Hitler, his book and followers sprang out of the fertile ground of age-old antisemitism and the then-contemporary ills that plagued Germany, including a worldwide depression and the rise of the eugenics movement there and elsewhere. To lay the wholesale slaughter of Jews, Gypsies, political prisoners and others at the feet, if you will, of Mein Kampf is drastically simplifying history.
The Bible is replete with genocidal actions--with how-to instructions more graphic than anything found in Mein Kampf. (I learned from reading this tome in middle school that if A.H. didn't kill you, he'd certainly would bore you to death) So, should the Bible be banned as well?
How about a book that details the horrors King Leopold of Belgium exacted upon millions in the Belgian Congo? Or a chronicle of the 1994 Rwandan genocide? All should be banned lest some murderous, genocidal monster cull ideas from such works? Of course not.
As with any form of free speech, objectionable ideas--voiced or printed--should be met with opposing ideas, not the elimination of either. Consequently, no book should ever be banned, much less burned.

Parents are free to determine what their children may or may not read. Unfortunately, there are parents who want to deprive their children of learning about classic works in school, e.g., Mark Twain’s Huckleberry Finn, The Diary of Anne Frank, et.al. However, when they press the banning of a book from a school reading list or the local library, that’s where they cross the line.
With regard to a book promoting a so-called code of conduct for pedophiles, Amazon has a right to refuse to carry such material. Amazon is not a common carrier and is well within its right to do so; the same could be said for companies offering to provide self-publishing services. Manuscripts and story ideas are turned down all the time because of the limits of time and interest.
But this is not the same as banning a book or destroying it because it harbors objectionable views.

Banned Book Week's website has numerous news stories and links regarding such action. http://www.bannedbooksweek.org
And this very site has a group dedicated to the topic: https://www.goodreads.com/group/show/...

But what are the standards. Books written by politcal prisoners? Wasn't Mandela in prison for putting land mines in a highway?
Racist rantings? Aren't we all god's chosen people? (Well maybe not the cananites.)
Your moral judgement requires us to discern the future events stemming from a work. However, we cannot know the full impact of a work until long after it's completion.

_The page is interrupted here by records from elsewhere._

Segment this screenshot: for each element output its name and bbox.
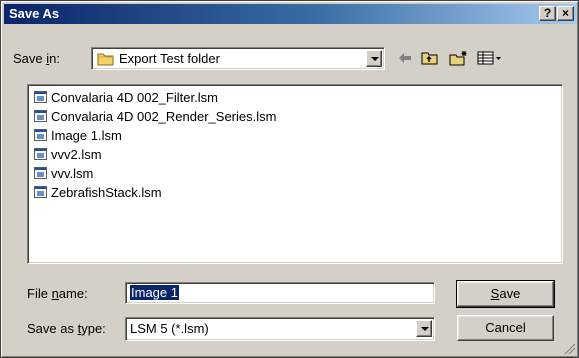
file-type-dropdown[interactable]: LSM 5 (*.lsm) (125, 317, 435, 341)
file-name: ZebrafishStack.lsm (51, 184, 162, 200)
lsm-file-icon (34, 91, 47, 103)
close-button[interactable]: × (557, 6, 574, 21)
save-in-dropdown[interactable]: Export Test folder (91, 47, 385, 70)
chevron-down-icon[interactable] (366, 50, 382, 67)
new-folder-icon[interactable] (449, 50, 469, 66)
list-item[interactable]: Image 1.lsm (34, 126, 122, 144)
folder-icon (97, 53, 114, 66)
lsm-file-icon (34, 129, 47, 141)
list-item[interactable]: Convalaria 4D 002_Filter.lsm (34, 88, 218, 106)
file-name: Image 1.lsm (51, 127, 122, 143)
resize-grip[interactable] (563, 342, 575, 354)
chevron-down-icon[interactable] (416, 320, 432, 337)
save-button[interactable]: Save (456, 280, 555, 308)
save-as-type-label: Save as type: (27, 321, 106, 336)
file-name: vvv2.lsm (51, 146, 102, 162)
file-name-value: Image 1 (130, 285, 179, 300)
file-list[interactable]: Convalaria 4D 002_Filter.lsm Convalaria … (27, 84, 563, 264)
lsm-file-icon (34, 186, 47, 198)
up-folder-icon[interactable] (421, 50, 439, 66)
back-arrow-icon[interactable] (397, 50, 413, 66)
save-in-label: Save in: (13, 51, 60, 66)
lsm-file-icon (34, 167, 47, 179)
save-in-value: Export Test folder (119, 51, 220, 66)
list-item[interactable]: ZebrafishStack.lsm (34, 183, 162, 201)
lsm-file-icon (34, 148, 47, 160)
file-type-value: LSM 5 (*.lsm) (130, 321, 209, 336)
file-name: Convalaria 4D 002_Filter.lsm (51, 89, 218, 105)
file-name-input[interactable]: Image 1 (125, 282, 435, 304)
file-name-label: File name: (27, 286, 88, 301)
view-menu-icon[interactable] (477, 50, 503, 66)
cancel-button[interactable]: Cancel (457, 315, 554, 341)
title-bar[interactable]: Save As ? × (4, 4, 577, 24)
dialog-title: Save As (9, 6, 60, 21)
list-item[interactable]: vvv2.lsm (34, 145, 102, 163)
lsm-file-icon (34, 110, 47, 122)
help-button[interactable]: ? (539, 6, 556, 21)
file-name: Convalaria 4D 002_Render_Series.lsm (51, 108, 277, 124)
list-item[interactable]: Convalaria 4D 002_Render_Series.lsm (34, 107, 276, 125)
save-as-dialog: Save As ? × Save in: Export Test folder … (0, 0, 579, 358)
file-name: vvv.lsm (51, 165, 94, 181)
list-item[interactable]: vvv.lsm (34, 164, 93, 182)
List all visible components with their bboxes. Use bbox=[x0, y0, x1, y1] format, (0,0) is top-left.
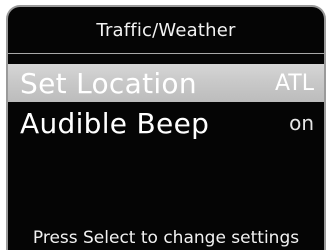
title-divider bbox=[8, 53, 324, 54]
device-frame: Traffic/Weather Set Location ATL Audible… bbox=[0, 0, 332, 250]
menu-item-set-location[interactable]: Set Location ATL bbox=[8, 64, 324, 102]
screen-title: Traffic/Weather bbox=[96, 19, 236, 41]
menu-item-value: on bbox=[289, 111, 314, 135]
menu-item-label: Set Location bbox=[20, 66, 197, 100]
display-screen: Traffic/Weather Set Location ATL Audible… bbox=[6, 5, 326, 250]
menu-item-value: ATL bbox=[274, 70, 314, 96]
menu-item-audible-beep[interactable]: Audible Beep on bbox=[8, 104, 324, 142]
menu-item-label: Audible Beep bbox=[20, 106, 210, 140]
instruction-text: Press Select to change settings bbox=[32, 228, 300, 248]
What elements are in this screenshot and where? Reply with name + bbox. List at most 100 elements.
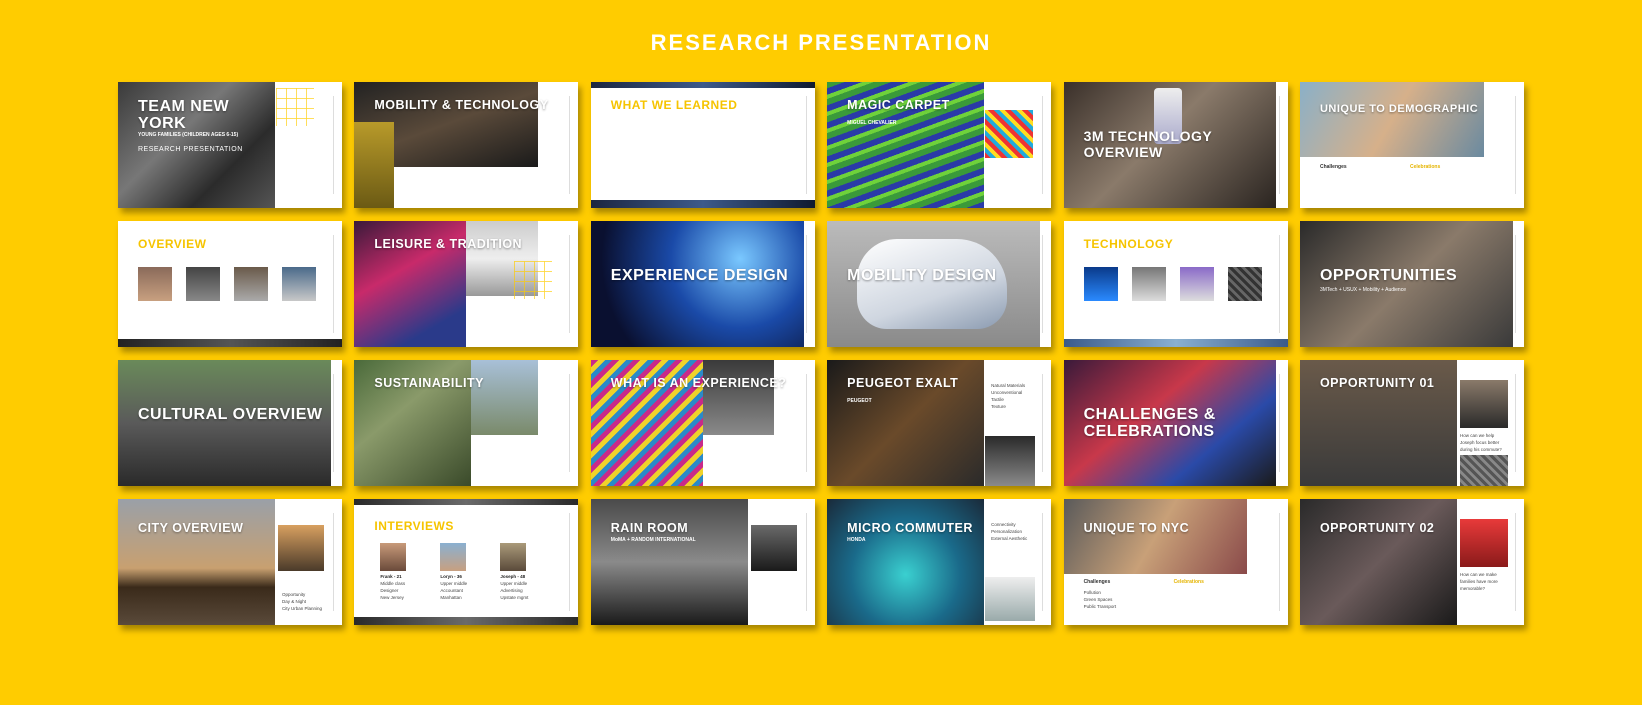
slide-subtitle: 3MTech + USUX + Mobility + Audience: [1319, 287, 1406, 293]
slide-title: RAIN ROOM: [610, 521, 689, 535]
slide-title: OPPORTUNITIES: [1319, 267, 1458, 284]
slide-opportunity-02[interactable]: OPPORTUNITY 02 How can we make families …: [1299, 499, 1524, 625]
slide-subtitle: MoMA + RANDOM INTERNATIONAL: [610, 537, 696, 543]
slide-unique-demographic[interactable]: UNIQUE TO DEMOGRAPHIC Challenges Celebra…: [1299, 82, 1524, 208]
slide-rain-room[interactable]: RAIN ROOM MoMA + RANDOM INTERNATIONAL: [590, 499, 815, 625]
thumb-image: [1227, 267, 1262, 301]
question-text: How can we make families have more memor…: [1459, 572, 1498, 591]
street-crowd-image: [118, 360, 331, 486]
detail-image: [750, 525, 797, 571]
side-rail: [333, 374, 336, 472]
slide-tagline: RESEARCH PRESENTATION: [138, 146, 243, 153]
slide-title: MOBILITY DESIGN: [847, 267, 997, 284]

Whose book is next on your list?

It is immoral to use a people as means to an end. The taboo does not apply to inanimate objects. While I agree in principle that censorship is a violation of the categorical imperative, this violation is not always immoral. In example, I argue that child pornography is a signifigantly worse violation. In this case censorship is the socially responsible act, because exploitation is far worse than exposure.
B- i have an instinctive aesthetic discomfort with the destruction of books, but it is irrational. Keeping information from people is bad. Destroying copies of books, especially if they're still in print, doesn't really do much to keep people from accessing them.